Take, for example, a basic question about who is eligible for the food stamp program. Should those whose assets exceed more than $1 million be eligible for food stamps? I think we can all agree this shouldn’t be the case. But under existing laws, this happens.
Rob Undersander — the media-dubbed "Minnesota Millionaire" — was able to receive food stamp benefits for 19 months due to Minnesota’s use of an eligibility loophole. But interestingly, these benefits — which at times exceeded $300 per month – were not fraudulently received. Mr. Undersander truthfully answered all questions on both an application and in an interview, proving that what was originally seen as an eligibility “administrative efficiency” has morphed into an egregious abuse in more than 40 states.
That’s why the U.S. Department of Agriculture is proposing a new rule that would seek to limit the eligibility of households to include both an income test AND an asset test. Because the reality is, Mr. Understander’s case isn’t unique.
A report prepared for USDA found that most income-eligible households with financial resources that exceed the federal resource limit have more than $20,000 in countable assets. One in five had more than $100,000 in assets, including tens of thousands of households with more than $1 million in assets.
Defenders of the current system say this new USDA rule is merely a ruse to kick more people off the rolls and would limit thousands of children’s access to free and reduced school lunch.

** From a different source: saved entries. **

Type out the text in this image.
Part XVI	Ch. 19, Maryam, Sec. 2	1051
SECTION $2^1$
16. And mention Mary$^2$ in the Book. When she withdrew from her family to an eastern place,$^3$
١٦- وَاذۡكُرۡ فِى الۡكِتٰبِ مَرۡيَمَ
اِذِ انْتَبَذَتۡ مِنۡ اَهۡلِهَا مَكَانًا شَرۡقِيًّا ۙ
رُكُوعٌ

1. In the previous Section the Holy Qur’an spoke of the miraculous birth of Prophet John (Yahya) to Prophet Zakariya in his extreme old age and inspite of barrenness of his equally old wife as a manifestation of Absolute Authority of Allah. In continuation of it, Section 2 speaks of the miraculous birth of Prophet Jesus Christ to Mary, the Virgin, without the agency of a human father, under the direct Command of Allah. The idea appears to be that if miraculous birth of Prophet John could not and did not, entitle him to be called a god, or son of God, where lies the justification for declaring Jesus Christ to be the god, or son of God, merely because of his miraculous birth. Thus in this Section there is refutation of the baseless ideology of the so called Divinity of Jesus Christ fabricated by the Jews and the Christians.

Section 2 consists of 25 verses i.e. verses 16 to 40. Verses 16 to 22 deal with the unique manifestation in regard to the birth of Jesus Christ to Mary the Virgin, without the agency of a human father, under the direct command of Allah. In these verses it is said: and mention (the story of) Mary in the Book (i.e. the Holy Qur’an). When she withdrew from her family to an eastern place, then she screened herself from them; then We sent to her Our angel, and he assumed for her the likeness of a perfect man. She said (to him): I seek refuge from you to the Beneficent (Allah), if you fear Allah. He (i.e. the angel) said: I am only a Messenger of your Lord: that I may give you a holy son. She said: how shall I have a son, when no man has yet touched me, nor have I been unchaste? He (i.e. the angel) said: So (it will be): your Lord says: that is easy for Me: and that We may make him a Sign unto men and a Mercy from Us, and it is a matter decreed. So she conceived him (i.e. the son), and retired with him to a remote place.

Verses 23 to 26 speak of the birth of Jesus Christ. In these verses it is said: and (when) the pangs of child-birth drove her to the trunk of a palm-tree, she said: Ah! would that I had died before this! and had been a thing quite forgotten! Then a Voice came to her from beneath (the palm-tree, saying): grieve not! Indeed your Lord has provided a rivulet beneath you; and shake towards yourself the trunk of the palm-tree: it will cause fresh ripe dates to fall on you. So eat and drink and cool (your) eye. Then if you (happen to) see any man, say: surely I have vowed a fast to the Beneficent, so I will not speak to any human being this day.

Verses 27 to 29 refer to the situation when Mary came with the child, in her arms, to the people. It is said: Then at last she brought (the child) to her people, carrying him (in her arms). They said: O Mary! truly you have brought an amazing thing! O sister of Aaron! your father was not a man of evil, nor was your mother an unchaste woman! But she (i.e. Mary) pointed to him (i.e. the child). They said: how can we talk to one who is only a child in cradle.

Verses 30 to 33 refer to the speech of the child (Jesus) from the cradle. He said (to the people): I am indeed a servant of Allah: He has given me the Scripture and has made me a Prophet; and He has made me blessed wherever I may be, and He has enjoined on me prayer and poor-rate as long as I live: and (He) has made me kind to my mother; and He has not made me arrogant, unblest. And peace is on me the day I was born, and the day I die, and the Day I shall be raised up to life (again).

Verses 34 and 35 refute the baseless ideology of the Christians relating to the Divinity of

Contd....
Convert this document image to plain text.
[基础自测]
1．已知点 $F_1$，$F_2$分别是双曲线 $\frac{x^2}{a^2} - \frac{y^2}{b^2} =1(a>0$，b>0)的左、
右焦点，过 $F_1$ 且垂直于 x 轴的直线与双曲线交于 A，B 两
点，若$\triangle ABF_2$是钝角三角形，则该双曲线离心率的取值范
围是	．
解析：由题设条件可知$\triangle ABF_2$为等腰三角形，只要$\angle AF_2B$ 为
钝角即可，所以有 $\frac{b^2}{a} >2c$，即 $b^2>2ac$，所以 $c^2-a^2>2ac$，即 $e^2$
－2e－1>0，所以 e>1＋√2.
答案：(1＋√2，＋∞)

But these talking points are nothing more than scare tactics.
Under this proposed rule, more than 99.9 percent of school-aged children in SNAP households will still qualify for the school lunch program and over 96 percent of school-aged children in SNAP households will still qualify for free lunches.
USDA is proposing this rule for one reason: every dollar spent on individuals with significant financial resources or whose income is above the federal eligibility threshold is a dollar that cannot be preserved for those who meet eligibility requirements. Plain and simple.
I, along with many of my Republican colleagues, believe there is so much more we can do for those who are trapped in our social safety net programs. But we are limited by the level of discourse with which of our colleagues on the other side of the aisle are willing to engage.
Unfortunately, Democrats don’t want to wage a war on poverty or improve program integrity; they prefer talking points.
And as long as they prefer to characterize the conversation as the bogeyman – as the cruel, callous Republicans looking to take benefits away from the poor – then we will never have a meaningful conversation about poverty.
It’s past time to set aside politically charged rhetoric and begin to engage in policy discussions that yield tangible results that end these abuses and provide support for those truly in need.
Republican Mark Meadows represents North Carolina's 11th Congressional District and is chairman of the House Freedom Caucus and a member of the House Oversight and Government Reform Committee.